In den 70er-Jahren war sie ein Treffpunkt der Punkszene und gilt auch als Gründungsort der Sex Pistols. Westwood kreierte die ersten Outfits für Johnny Rotten und Co. mit Sicherheitsnadeln, Netzhemden und Nietenarmbändern – und erschuf damit den Punklook. „Ich hab mich überhaupt nicht als Modedesignerin
betrachtet, aber ich habe festgestellt, dass ich sehr talentiert war“, erzählt Westwood in Tuckers Dokumentation. „Ich wollte, dass die Leute wissen, dass das Zeug, was sie auf dem Laufsteg in Paris sehen, von mir kommt. Und ich hab mir gedacht, ich muss in diese Geschäftswelt einsteigen und die Kleidung wirklich verkaufen, sie den Journalisten präsentieren und eine Modedesignerin sein. Mir war klar, dass ich das kann.“
Nachdem Westwood in der Heimat anfangs belächelt worden war, wurde sie 1990 und 1991 als britische Designerin des Jahres ausgezeichnet. 2006 wurde sie von Queen Elizabeth II. geadelt. Während Dame Vivienne im Herzen immer noch Punk ist, gehört ihre Mode längst zum Establishment. Prinzessin Eugenie erschien zur Hochzeit von William und Kate 2011 in einem WestwoodKleid. Selbst die frühere Premierministerin Theresa May trug einen Hosenanzug von ihr.

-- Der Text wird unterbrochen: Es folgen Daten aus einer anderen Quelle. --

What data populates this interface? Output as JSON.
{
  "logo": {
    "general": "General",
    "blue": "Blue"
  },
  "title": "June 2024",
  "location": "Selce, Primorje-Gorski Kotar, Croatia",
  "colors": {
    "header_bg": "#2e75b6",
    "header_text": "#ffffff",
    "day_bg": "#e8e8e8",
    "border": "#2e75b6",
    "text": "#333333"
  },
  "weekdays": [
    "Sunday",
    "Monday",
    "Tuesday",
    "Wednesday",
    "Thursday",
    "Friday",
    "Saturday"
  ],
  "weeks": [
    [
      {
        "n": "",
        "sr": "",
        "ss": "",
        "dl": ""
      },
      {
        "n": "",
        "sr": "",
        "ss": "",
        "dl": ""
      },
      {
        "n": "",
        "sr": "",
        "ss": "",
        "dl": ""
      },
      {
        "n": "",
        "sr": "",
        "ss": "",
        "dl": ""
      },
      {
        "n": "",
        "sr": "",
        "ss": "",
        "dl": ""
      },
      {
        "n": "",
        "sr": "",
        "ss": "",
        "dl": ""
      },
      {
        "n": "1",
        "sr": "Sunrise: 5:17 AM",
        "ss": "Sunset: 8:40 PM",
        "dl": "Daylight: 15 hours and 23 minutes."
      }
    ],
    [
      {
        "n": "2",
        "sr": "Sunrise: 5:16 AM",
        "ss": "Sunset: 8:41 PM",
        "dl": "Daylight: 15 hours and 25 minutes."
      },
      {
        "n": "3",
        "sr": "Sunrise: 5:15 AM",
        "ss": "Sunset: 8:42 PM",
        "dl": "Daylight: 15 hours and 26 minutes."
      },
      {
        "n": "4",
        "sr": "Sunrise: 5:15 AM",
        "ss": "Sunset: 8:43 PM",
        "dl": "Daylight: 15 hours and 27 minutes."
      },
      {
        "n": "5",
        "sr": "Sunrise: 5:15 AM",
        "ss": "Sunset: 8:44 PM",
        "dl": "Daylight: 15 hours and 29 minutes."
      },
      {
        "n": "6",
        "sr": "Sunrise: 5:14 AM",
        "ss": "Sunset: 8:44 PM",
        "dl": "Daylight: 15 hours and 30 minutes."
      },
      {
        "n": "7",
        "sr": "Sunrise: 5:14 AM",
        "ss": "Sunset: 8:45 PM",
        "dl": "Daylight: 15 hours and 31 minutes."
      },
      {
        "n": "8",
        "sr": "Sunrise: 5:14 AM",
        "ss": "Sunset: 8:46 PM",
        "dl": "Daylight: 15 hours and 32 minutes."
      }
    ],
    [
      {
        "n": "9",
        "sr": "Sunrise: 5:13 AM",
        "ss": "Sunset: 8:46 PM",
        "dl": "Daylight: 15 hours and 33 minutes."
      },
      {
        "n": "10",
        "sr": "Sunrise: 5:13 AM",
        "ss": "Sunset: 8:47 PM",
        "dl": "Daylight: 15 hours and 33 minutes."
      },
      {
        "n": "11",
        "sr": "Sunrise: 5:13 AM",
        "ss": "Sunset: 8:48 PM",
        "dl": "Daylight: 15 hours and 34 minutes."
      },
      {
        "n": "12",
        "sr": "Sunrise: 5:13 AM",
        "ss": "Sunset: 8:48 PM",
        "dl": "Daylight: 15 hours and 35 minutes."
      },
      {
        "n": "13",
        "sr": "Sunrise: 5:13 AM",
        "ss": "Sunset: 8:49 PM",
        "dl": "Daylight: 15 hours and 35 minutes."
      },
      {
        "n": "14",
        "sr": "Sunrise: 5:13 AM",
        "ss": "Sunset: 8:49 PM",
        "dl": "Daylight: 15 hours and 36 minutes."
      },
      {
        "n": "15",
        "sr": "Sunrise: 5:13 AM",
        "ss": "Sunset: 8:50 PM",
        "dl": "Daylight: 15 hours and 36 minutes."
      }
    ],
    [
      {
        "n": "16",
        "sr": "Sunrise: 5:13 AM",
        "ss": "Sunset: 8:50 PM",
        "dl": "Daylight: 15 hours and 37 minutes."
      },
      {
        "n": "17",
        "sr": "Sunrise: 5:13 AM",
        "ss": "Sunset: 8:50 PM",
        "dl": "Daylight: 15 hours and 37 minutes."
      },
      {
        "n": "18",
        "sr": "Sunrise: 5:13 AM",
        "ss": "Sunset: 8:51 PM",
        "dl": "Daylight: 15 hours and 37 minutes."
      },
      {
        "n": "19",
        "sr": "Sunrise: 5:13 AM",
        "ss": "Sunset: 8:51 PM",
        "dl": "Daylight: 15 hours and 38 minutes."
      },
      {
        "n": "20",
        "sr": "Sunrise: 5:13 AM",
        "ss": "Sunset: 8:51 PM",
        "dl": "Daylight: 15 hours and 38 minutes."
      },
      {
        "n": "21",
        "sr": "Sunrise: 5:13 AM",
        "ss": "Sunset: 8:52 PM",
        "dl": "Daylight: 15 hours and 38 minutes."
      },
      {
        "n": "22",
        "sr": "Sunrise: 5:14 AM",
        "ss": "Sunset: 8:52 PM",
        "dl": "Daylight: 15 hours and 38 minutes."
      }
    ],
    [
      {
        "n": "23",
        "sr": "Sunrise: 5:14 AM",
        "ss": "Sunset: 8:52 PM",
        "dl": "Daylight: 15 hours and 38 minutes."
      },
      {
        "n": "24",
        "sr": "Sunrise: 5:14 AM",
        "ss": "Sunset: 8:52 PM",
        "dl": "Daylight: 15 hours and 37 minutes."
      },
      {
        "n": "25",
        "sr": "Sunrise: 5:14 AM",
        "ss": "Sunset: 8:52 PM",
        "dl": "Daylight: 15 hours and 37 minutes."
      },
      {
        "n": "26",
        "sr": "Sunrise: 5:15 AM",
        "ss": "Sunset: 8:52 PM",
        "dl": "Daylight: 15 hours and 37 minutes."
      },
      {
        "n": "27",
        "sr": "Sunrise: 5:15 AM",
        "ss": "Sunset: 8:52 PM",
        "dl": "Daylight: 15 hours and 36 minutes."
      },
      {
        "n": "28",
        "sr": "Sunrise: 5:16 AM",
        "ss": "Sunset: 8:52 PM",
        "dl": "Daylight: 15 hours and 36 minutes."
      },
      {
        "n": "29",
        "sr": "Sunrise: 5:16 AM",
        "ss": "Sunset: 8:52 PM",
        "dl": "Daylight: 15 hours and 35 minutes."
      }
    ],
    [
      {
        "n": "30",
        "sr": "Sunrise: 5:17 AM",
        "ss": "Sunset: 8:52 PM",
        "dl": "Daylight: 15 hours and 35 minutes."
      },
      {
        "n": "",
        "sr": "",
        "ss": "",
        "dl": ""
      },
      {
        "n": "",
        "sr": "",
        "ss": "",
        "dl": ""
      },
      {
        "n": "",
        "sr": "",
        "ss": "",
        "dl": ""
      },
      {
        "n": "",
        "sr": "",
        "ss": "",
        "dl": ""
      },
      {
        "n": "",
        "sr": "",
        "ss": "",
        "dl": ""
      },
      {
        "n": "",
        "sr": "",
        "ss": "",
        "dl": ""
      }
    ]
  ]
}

Eigensinnig und unbequem ist Dame Vivienne, wenn es um den Klimaschutz geht. „Climate Revolution“heißt ihre Website im Punkdesign. „Ich bin die einzige Person mit einem Plan, um die Welt vor dem Klimawandel zu retten“, verkündete sie kürzlich in einer Videobotschaft. Einmal pro Woche veröffentlicht sie auf ihrem YouTube-Kanal solche Ansprachen, die meistens etwas schrullig wirken. Details bleibt sie schuldig. Aber Vivienne Westwood ist es ernst. Mit dem Film „Westwood: Punk, Icon, Activist“war sie am Ende übrigens nicht zufrieden und distanzierte sich ausdrücklich davon. Regisseurin Tucker, die sie drei Jahre lang begleitet hatte, habe zu viel Archivmaterial gezeigt und zu wenig über ihr politisches Engagement berichtet.